Le travail, de plus en plus en honneur dans les sociétés modernes, à mesure que leur existence se complique davantage et que la nécessité pour chacun des membres de la communauté de contribuer pour sa part au résultat d’ensemble apparaît plus clairement, n’est plus abandonné aux esclaves comme dans certaines sociétés antiques. Il n’est évidemment pas une marchandise comme une autre ; il en est une d’une nature spéciale, infiniment respectable, puisqu’elle n’existe que par l’énergie morale et physique de l’homme. Il dépend au premier chef de la personnalité humaine, c’est-à-dire de ce qu’il y a de plus élevé et de plus précieux sur cette terre. Mais il s’échange, et dès lors il fait l’objet d’un acte commercial.

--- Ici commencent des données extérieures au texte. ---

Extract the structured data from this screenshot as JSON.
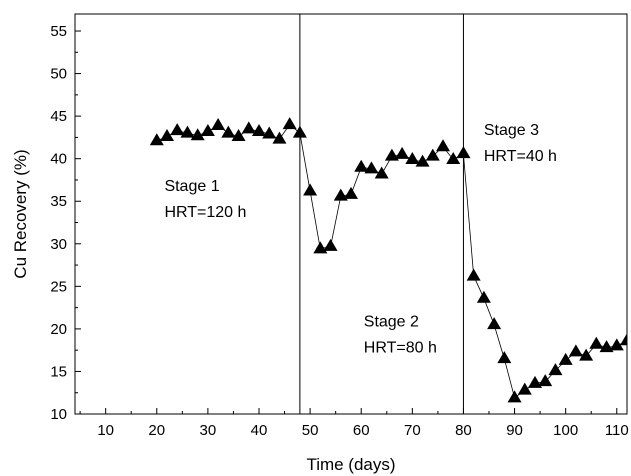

Cette conception, si elle avait été clairement réalisée par les auteurs du Traité de Versailles et les membres de la Conférence de Washington, les aurait peut-être arrêtés dans la voie de la réglementation à outrance dans laquelle ils ont engagé l’univers. Si la liberté de commerce, est aujourd’hui proclamée chez la plupart des peuples, n’y a-t-il pas contradiction entre ce principe et l’intervention de l’Etat dans les rapports entre ouvriers et patrons, entre travailleurs et employeurs ?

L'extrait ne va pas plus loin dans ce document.